Short Story

Boston.gov

Or: how can a city government web site truly serve the people?

Working with IDEO/Boston, this project entailed the design of a citizen-centric platform for Bostonians. Our initial research unveiled severe I/A and findability problems with the current Boston.gov website. Discovery yielded strategic principles and design direction; wireframes defined a system of components used to make “topic” pages, simple, user-centric presentations of information drawn from across departments, responding to common problems citizens have. A pilot program, a beta launch, and the release of the full site yielded a positive outcome from the city and citizens.

A lovely, round, little fellow, suitable for a storing leprechaun's gold.
Refocusing the site around the needs of citizens, not city government.

IDEO/Cambridge has done a fantastic case study on Boston.gov , so I'll talk more about my role and contribution here.

Positioning. In addition to the utterly cerebral contribution of "act as a helful human," I helped create the strategic principals based on our research. And I used them as the basis for designing the system of components for our CMS.

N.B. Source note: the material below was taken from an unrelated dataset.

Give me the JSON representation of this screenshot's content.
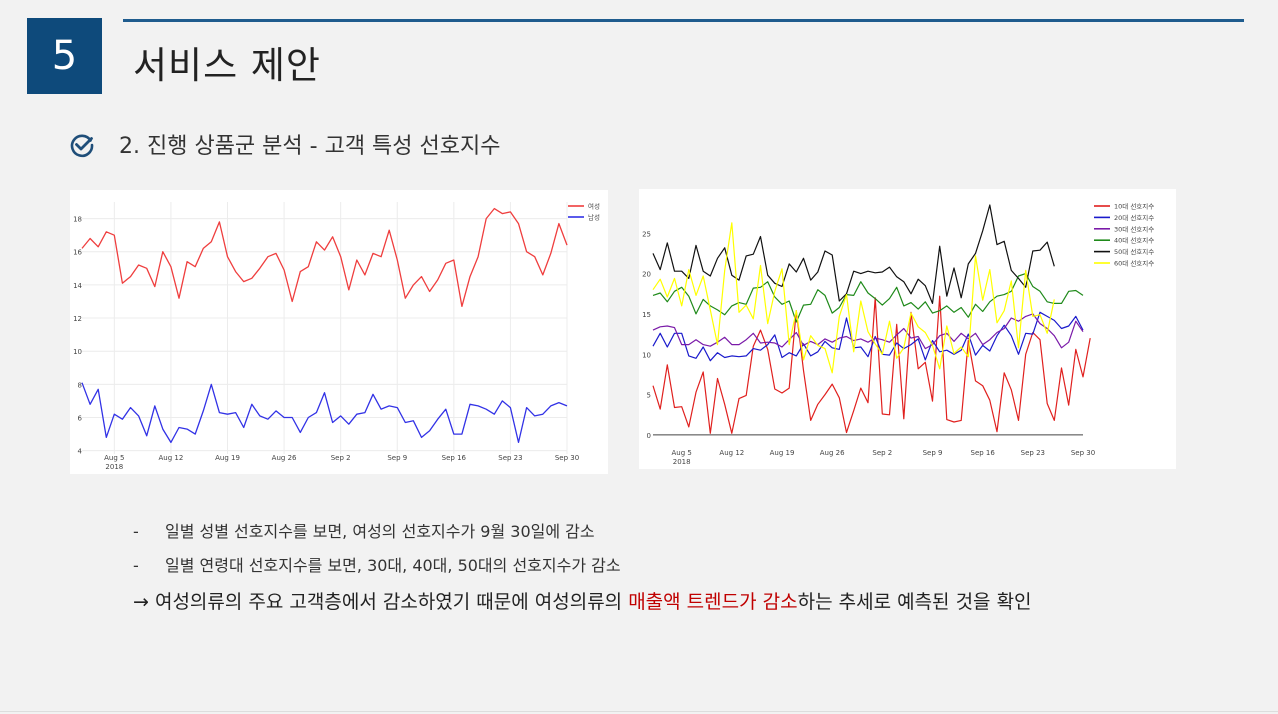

Research led us to develop and document our design principles.

Wireframing and design guidance. I translated needs into components, kicking off an iterative design cycle where we developed a design system and applied it to our model. We then documented all of it into a styleguide that taught the UX vision + how to achieve it.

Wireframing a series of components for CMS development.

My largest contribution to the project was the vision for the Topic page. With content spread across 50 department sites, each, essentially a microsite with its own navigation, architecture, language, users had no idea where to go for simple or complex tasks Where do I pay my parking ticket online? Is it the Parking Services group? What do I need to do when winter comes to Boston? There are literal fistfights over parking when it snows. Does the same department that handles parking tickets prevent fistfights? Topic pages cut across all of that, organizing content by how a user might think about it, rather than what department it belongs to.

Topic pages cut across departments, making it easier for users to answer questions.

I like to think it helped.

A lovely, round, little fellow, suitable for a storing leprechaun's gold.
It's nice to see impactful work launch.

My role: Freelance Consultant, focusing on strategic direction and UX design.